Comparing Matrices: A-B>0 Positive Definite?

[matqkks]

Can we compare matrices?
If A-B>0 is positive definite, can we say A>B?

 

[Fernando Revilla]

Can we compare matrices? If A-B>0 is positive definite, can we say A>B?

If you mean $A>B\Leftrightarrow a_{ij}>b_{ij}$ for all $i,j$, that is not true. Choose for example $A=\begin{bmatrix}{\;\;1}&{-1}\\{-1}&{\;\;2}\end{bmatrix}$ and $B=\begin{bmatrix}{0}&{0}\\{0}&{0}\end{bmatrix}$.

Edit: Or perhaps you take as a definition $A>B$ if and only if $A-B$ is positive definitite and you want to study the properties of $(\mathbb{R}^{n\times n},>)$. Could you specify?

 

[matqkks]

I meant A-B is positive definite.
Don't not mean your first definition.
K

 

[Fernando Revilla]

I meant A-B is positive definite. Don't not mean your first definition.
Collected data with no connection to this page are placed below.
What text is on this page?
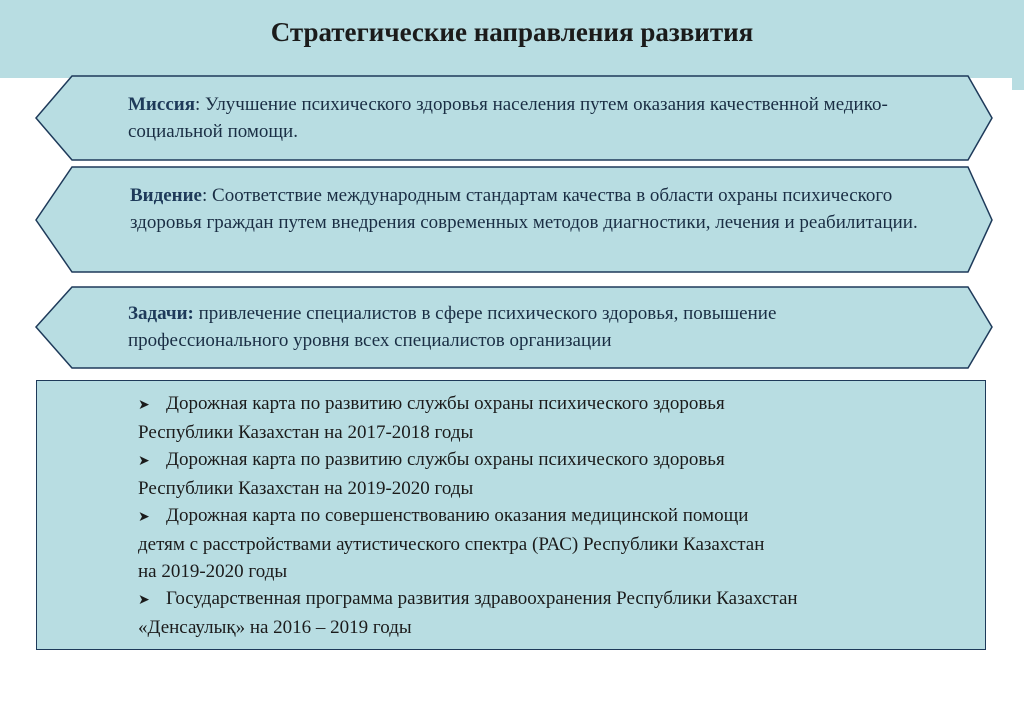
Стратегические направления развития
Миссия: Улучшение психического здоровья населения путем оказания качественной медико-социальной помощи.
Видение: Соответствие международным стандартам качества в области охраны психического здоровья граждан путем внедрения современных методов диагностики, лечения и реабилитации.
Задачи: привлечение специалистов в сфере психического здоровья, повышение профессионального уровня всех специалистов организации
➤ Дорожная карта по развитию службы охраны психического здоровья
Республики Казахстан на 2017-2018 годы
➤ Дорожная карта по развитию службы охраны психического здоровья
Республики Казахстан на 2019-2020 годы
➤ Дорожная карта по совершенствованию оказания медицинской помощи
детям с расстройствами аутистического спектра (РАС) Республики Казахстан
на 2019-2020 годы
➤ Государственная программа развития здравоохранения Республики Казахстан
«Денсаулық» на 2016 – 2019 годы
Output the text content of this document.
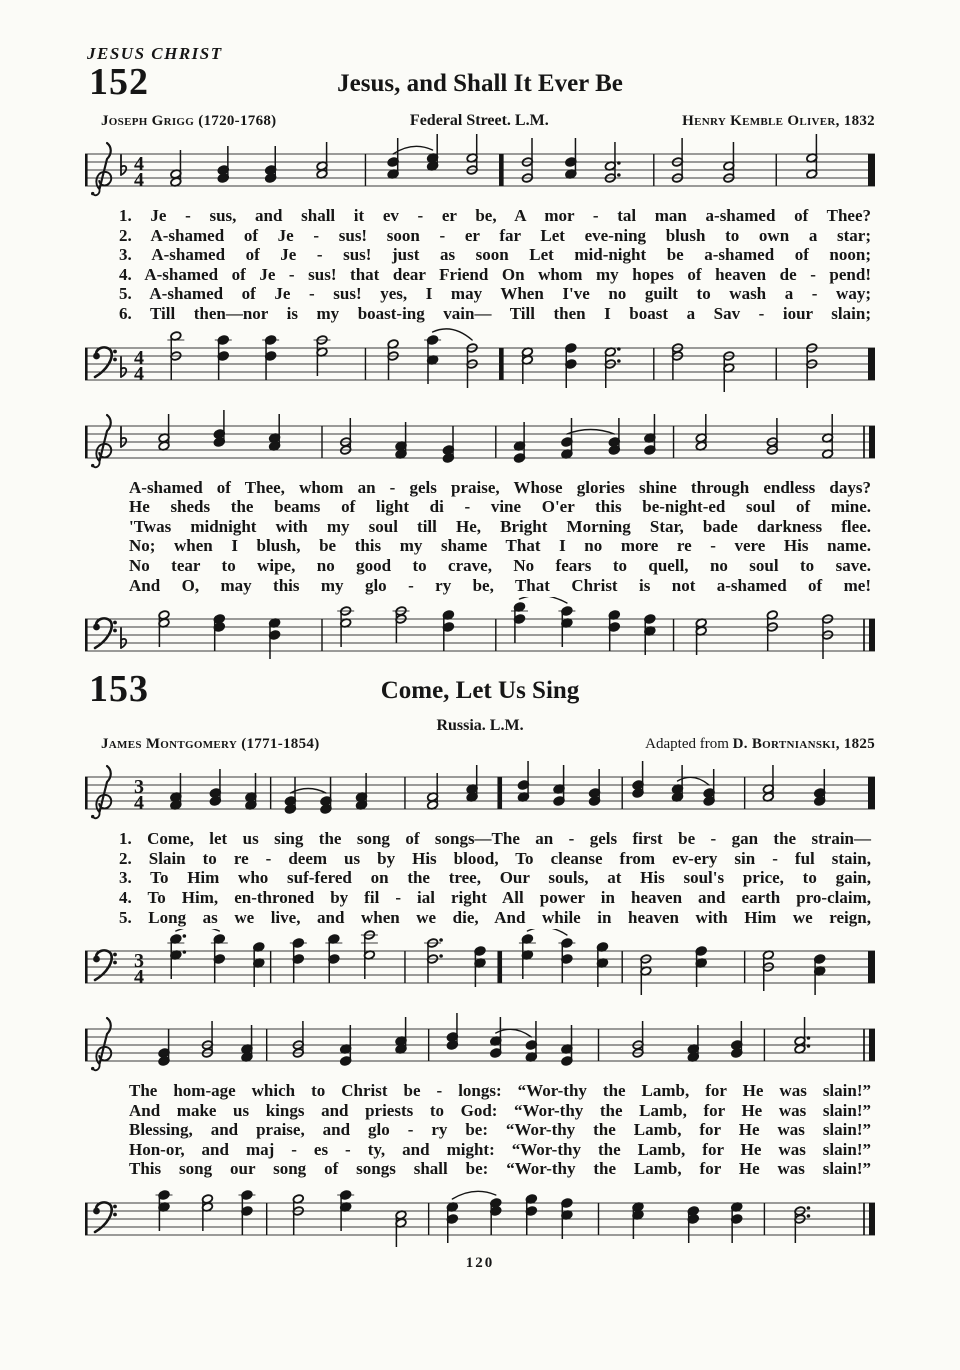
JESUS CHRIST
152	Jesus, and Shall It Ever Be
Joseph Grigg (1720-1768)	Federal Street. L.M.	Henry Kemble Oliver, 1832
4
4
1. Je - sus, and shall it ev - er be, A mor - tal man a-shamed of Thee?
2. A-shamed of Je - sus! soon - er far Let eve-ning blush to own a star;
3. A-shamed of Je - sus! just as soon Let mid-night be a-shamed of noon;
4. A-shamed of Je - sus! that dear Friend On whom my hopes of heaven de - pend!
5. A-shamed of Je - sus! yes, I may When I've no guilt to wash a - way;
6. Till then—nor is my boast-ing vain— Till then I boast a Sav - iour slain;
4
4
A-shamed of Thee, whom an - gels praise, Whose glories shine through endless days?
He sheds the beams of light di - vine O'er this be-night-ed soul of mine.
'Twas midnight with my soul till He, Bright Morning Star, bade darkness flee.
No; when I blush, be this my shame That I no more re - vere His name.
No tear to wipe, no good to crave, No fears to quell, no soul to save.
And O, may this my glo - ry be, That Christ is not a-shamed of me!
153	Come, Let Us Sing
Russia. L.M.
James Montgomery (1771-1854)	Adapted from D. Bortnianski, 1825
3
4
1. Come, let us sing the song of songs—The an - gels first be - gan the strain—
2. Slain to re - deem us by His blood, To cleanse from ev-ery sin - ful stain,
3. To Him who suf-fered on the tree, Our souls, at His soul's price, to gain,
4. To Him, en-throned by fil - ial right All power in heaven and earth pro-claim,
5. Long as we live, and when we die, And while in heaven with Him we reign,
3
4
The hom-age which to Christ be - longs: “Wor-thy the Lamb, for He was slain!”
And make us kings and priests to God: “Wor-thy the Lamb, for He was slain!”
Blessing, and praise, and glo - ry be: “Wor-thy the Lamb, for He was slain!”
Hon-or, and maj - es - ty, and might: “Wor-thy the Lamb, for He was slain!”
This song our song of songs shall be: “Wor-thy the Lamb, for He was slain!”
120
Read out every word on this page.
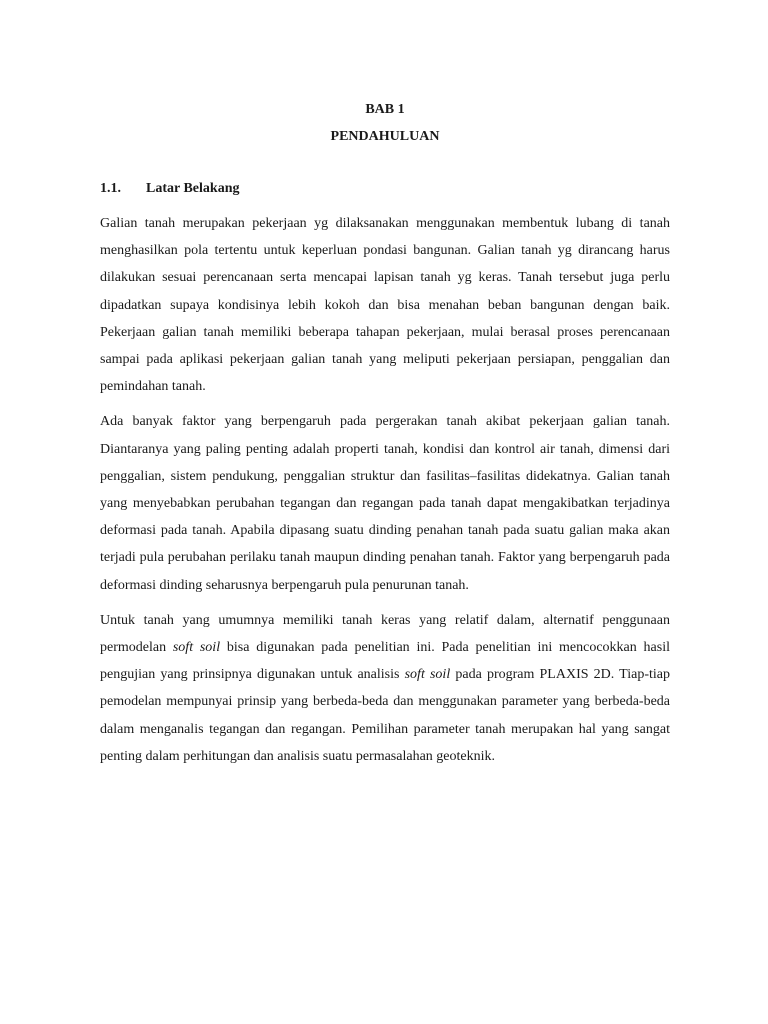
BAB 1

PENDAHULUAN

1.1.	Latar Belakang

Galian tanah merupakan pekerjaan yg dilaksanakan menggunakan membentuk lubang di tanah menghasilkan pola tertentu untuk keperluan pondasi bangunan. Galian tanah yg dirancang harus dilakukan sesuai perencanaan serta mencapai lapisan tanah yg keras. Tanah tersebut juga perlu dipadatkan supaya kondisinya lebih kokoh dan bisa menahan beban bangunan dengan baik. Pekerjaan galian tanah memiliki beberapa tahapan pekerjaan, mulai berasal proses perencanaan sampai pada aplikasi pekerjaan galian tanah yang meliputi pekerjaan persiapan, penggalian dan pemindahan tanah.

Ada banyak faktor yang berpengaruh pada pergerakan tanah akibat pekerjaan galian tanah. Diantaranya yang paling penting adalah properti tanah, kondisi dan kontrol air tanah, dimensi dari penggalian, sistem pendukung, penggalian struktur dan fasilitas–fasilitas didekatnya. Galian tanah yang menyebabkan perubahan tegangan dan regangan pada tanah dapat mengakibatkan terjadinya deformasi pada tanah. Apabila dipasang suatu dinding penahan tanah pada suatu galian maka akan terjadi pula perubahan perilaku tanah maupun dinding penahan tanah. Faktor yang berpengaruh pada deformasi dinding seharusnya berpengaruh pula penurunan tanah.

Untuk tanah yang umumnya memiliki tanah keras yang relatif dalam, alternatif penggunaan permodelan soft soil bisa digunakan pada penelitian ini. Pada penelitian ini mencocokkan hasil pengujian yang prinsipnya digunakan untuk analisis soft soil pada program PLAXIS 2D. Tiap-tiap pemodelan mempunyai prinsip yang berbeda-beda dan menggunakan parameter yang berbeda-beda dalam menganalis tegangan dan regangan. Pemilihan parameter tanah merupakan hal yang sangat penting dalam perhitungan dan analisis suatu permasalahan geoteknik.
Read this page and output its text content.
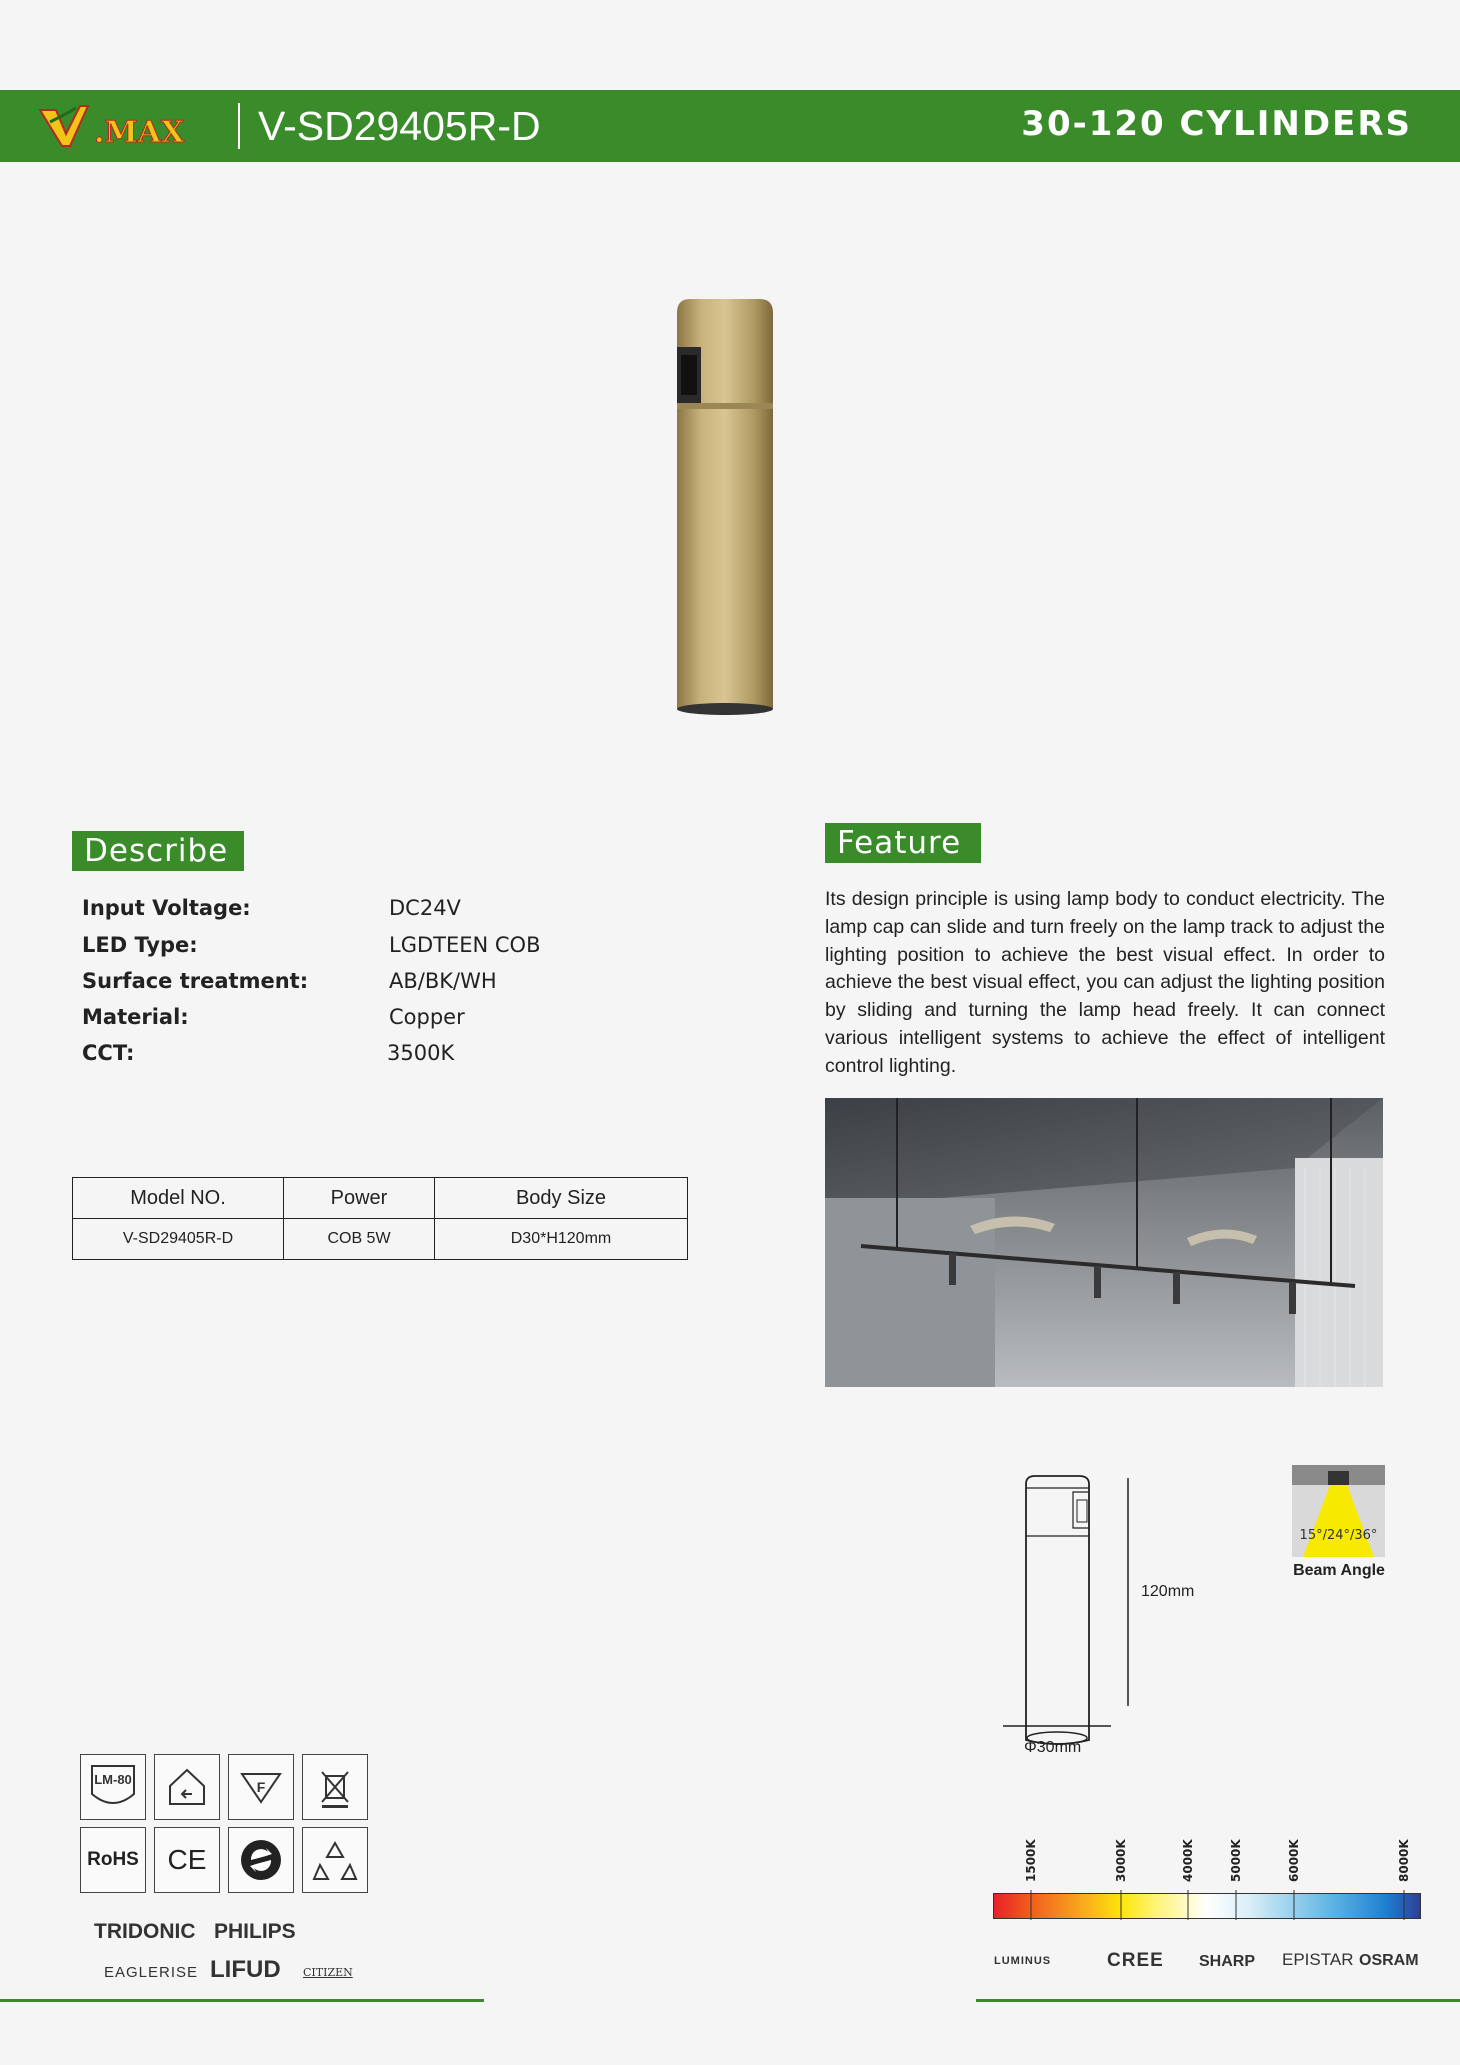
.MAX V-SD29405R-D	30-120 CYLINDERS
Describe
Input Voltage:	DC24V
LED Type:	LGDTEEN COB
Surface treatment:	AB/BK/WH
Material:	Copper
CCT:	3500K
Feature
Its design principle is using lamp body to conduct electricity. The lamp cap can slide and turn freely on the lamp track to adjust the lighting position to achieve the best visual effect. In order to achieve the best visual effect, you can adjust the lighting position by sliding and turning the lamp head freely. It can connect various intelligent systems to achieve the effect of intelligent control lighting.
Model NO.	Power	Body Size
V-SD29405R-D	COB 5W	D30*H120mm
120mm
Φ30mm
15°/24°/36°
Beam Angle
LM-80	F
RoHS CE
TRIDONIC PHILIPS
EAGLERISE LIFUD CITIZEN
1500K	3000K	4000K	5000K	6000K	8000K
LUMINUS	CREE SHARP EPISTAR OSRAM
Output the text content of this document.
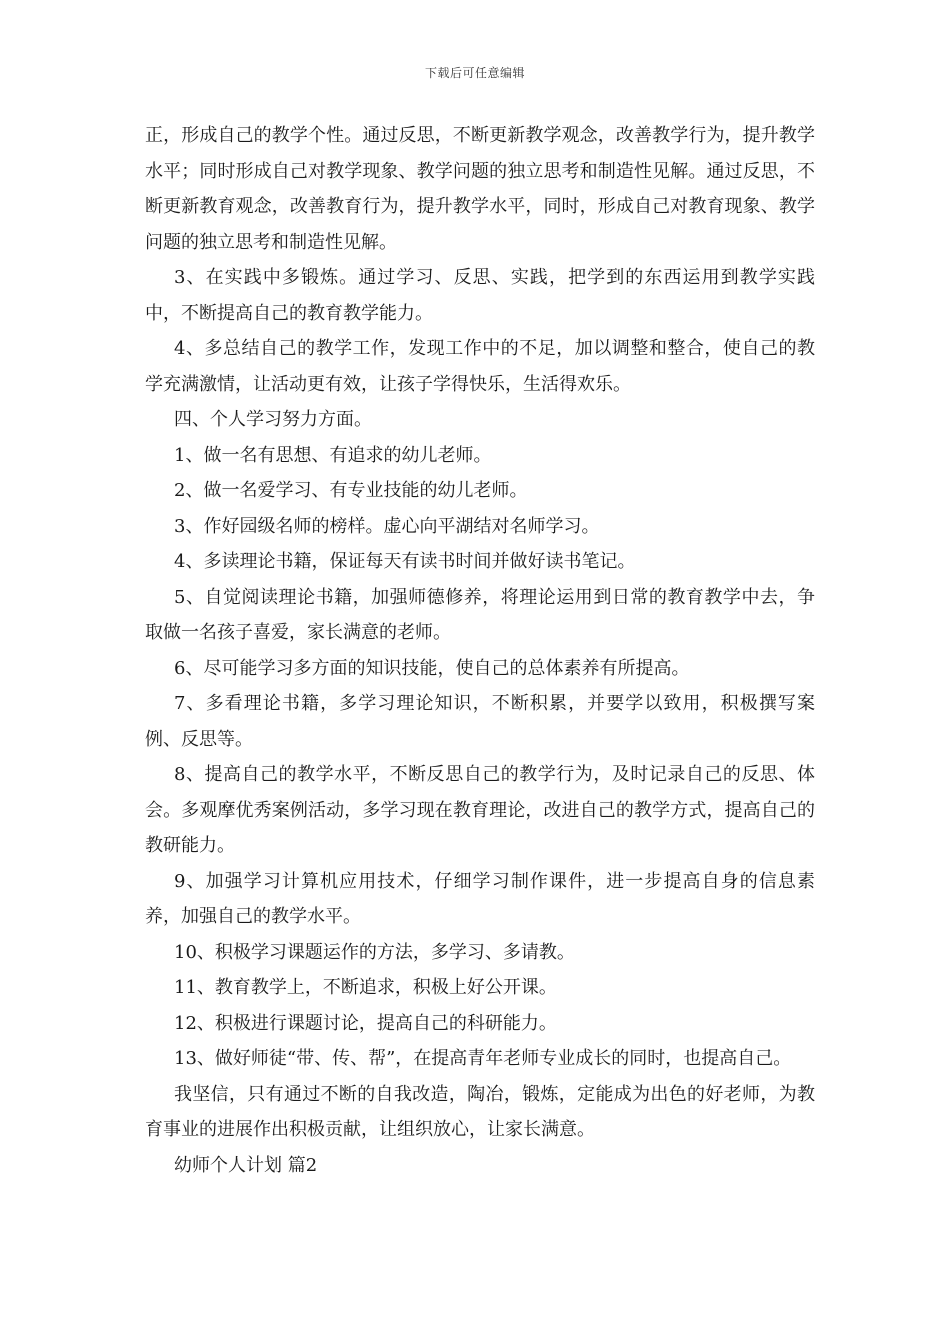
下载后可任意编辑

正，形成自己的教学个性。通过反思，不断更新教学观念，改善教学行为，提升教学水平；同时形成自己对教学现象、教学问题的独立思考和制造性见解。通过反思，不断更新教育观念，改善教育行为，提升教学水平，同时，形成自己对教育现象、教学问题的独立思考和制造性见解。

3、在实践中多锻炼。通过学习、反思、实践，把学到的东西运用到教学实践中，不断提高自己的教育教学能力。

4、多总结自己的教学工作，发现工作中的不足，加以调整和整合，使自己的教学充满激情，让活动更有效，让孩子学得快乐，生活得欢乐。

四、个人学习努力方面。

1、做一名有思想、有追求的幼儿老师。

2、做一名爱学习、有专业技能的幼儿老师。

3、作好园级名师的榜样。虚心向平湖结对名师学习。

4、多读理论书籍，保证每天有读书时间并做好读书笔记。

5、自觉阅读理论书籍，加强师德修养，将理论运用到日常的教育教学中去，争取做一名孩子喜爱，家长满意的老师。

6、尽可能学习多方面的知识技能，使自己的总体素养有所提高。

7、多看理论书籍，多学习理论知识，不断积累，并要学以致用，积极撰写案例、反思等。

8、提高自己的教学水平，不断反思自己的教学行为，及时记录自己的反思、体会。多观摩优秀案例活动，多学习现在教育理论，改进自己的教学方式，提高自己的教研能力。

9、加强学习计算机应用技术，仔细学习制作课件，进一步提高自身的信息素养，加强自己的教学水平。

10、积极学习课题运作的方法，多学习、多请教。

11、教育教学上，不断追求，积极上好公开课。

12、积极进行课题讨论，提高自己的科研能力。

13、做好师徒“带、传、帮”，在提高青年老师专业成长的同时，也提高自己。

我坚信，只有通过不断的自我改造，陶冶，锻炼，定能成为出色的好老师，为教育事业的进展作出积极贡献，让组织放心，让家长满意。

幼师个人计划 篇2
I know that you meant $A-B$ definite positive, but the problem is that I don't understand the exact meaning of your question.

$(a)$ If you define $A>B$ iff $a_{ij}>b_{ij}$ then, it is false that $A-B$ positive definite iff $A>B$.

$(b)$ If you define $A>B$ iff $A-B$ is definite positive, of course the definition has sense. You get a relation on $\mathbb{R}^{n\times n}$ i.e. a subset of $\mathbb{R}^{n\times n}\times \mathbb{R}^{n\times n}$.

 

[Ackbach]

You'd probably want to check transitivity. So, let's say that $A>B$ and $B>C$. Then, by your definition, you'd have that $A-B$ and $B-C$ are both positive definite. From this, can you prove that $A-C$ is positive definite? That would imply that $A>C$, which is what you need for transitivity.

So let's see. By the definition of positive definite, it must be that $\forall z\in\mathbb{R}^{n},$ $z^{T}(A-B)z>0$, and $z^{T}(B-C)z>0$. Adding positives to positives yields that
$$z^{T}(A-B)z+z^{T}(B-C)z>0,$$
and hence
$$z^{T}[(A-B)z+(B-C)z]=z^{T}[A-B+B-C]z=z^{T}[A-C]z>0,$$
as required. Therefore, $A-C$ is positive definite, so $A>C$; you have transitivity, unless I made a mistake somewhere.